Billy Joel surveys the damage done by a rock-throwing hoodlum
If you’re like me, you can’t hear the Billy Joel song “All for Leyna” without wondering whether Leyna would have benefited a solid grounding in tort and accident law. And Brenda and Eddie, from “Scenes from an Italian Restaurant,” who “got a divorce as a matter of course,” who represented them in that legal matter? Well, wonder no more.
In Central Islip, NY, legal scholars from all over North America gathered to honor Long Island’s foremost bard, Billy Joel with academia’s most esteemed form of celebration: the academic conference. Yes, that’s right: the Touro Law Center hosted a two-day conference called “Billy Joel and the Law” at the Jacob D. Fuchsberg Law Center on March 22 and 23.
The program promised the following: “Speakers at the conference will include judges, lawyers, law professors, and music scholars, who will discuss ways in which Billy Joel’s work relates to American law, society, and culture.” The brainy festivities included “a wine and cheese reception with musical performances related to the educational content of the program.” No, in case you were wondering, Billy Joel did not supply the music for the conference.

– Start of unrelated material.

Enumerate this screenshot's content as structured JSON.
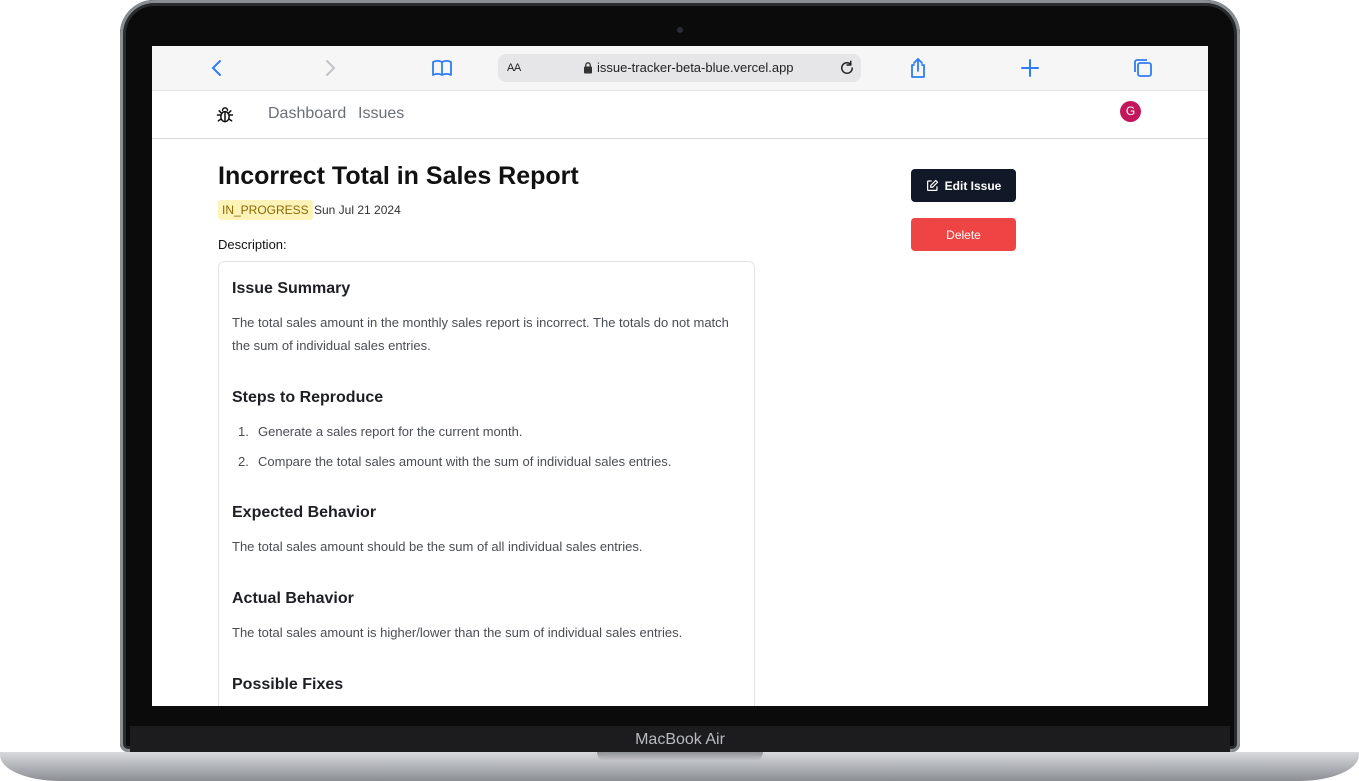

There were the usual paper titles that played on Joel’s song and album titles, such as “Downeaster Alexa: a Perfect Storm of Regulations,” “Behind the Nylon Curtain: Billy Joel, the Reagan Revolution, and the Unraveling of the ‘Me’ Generation,” and “The Minstrel Testifies or How the Rules of Evidence Handcuff the Piano Man.” How did they neglect to do anything with “You May Be Right.” And not a single mention of “Lawyers in Love”!! (Oh wait, that’s Jackson Browne.)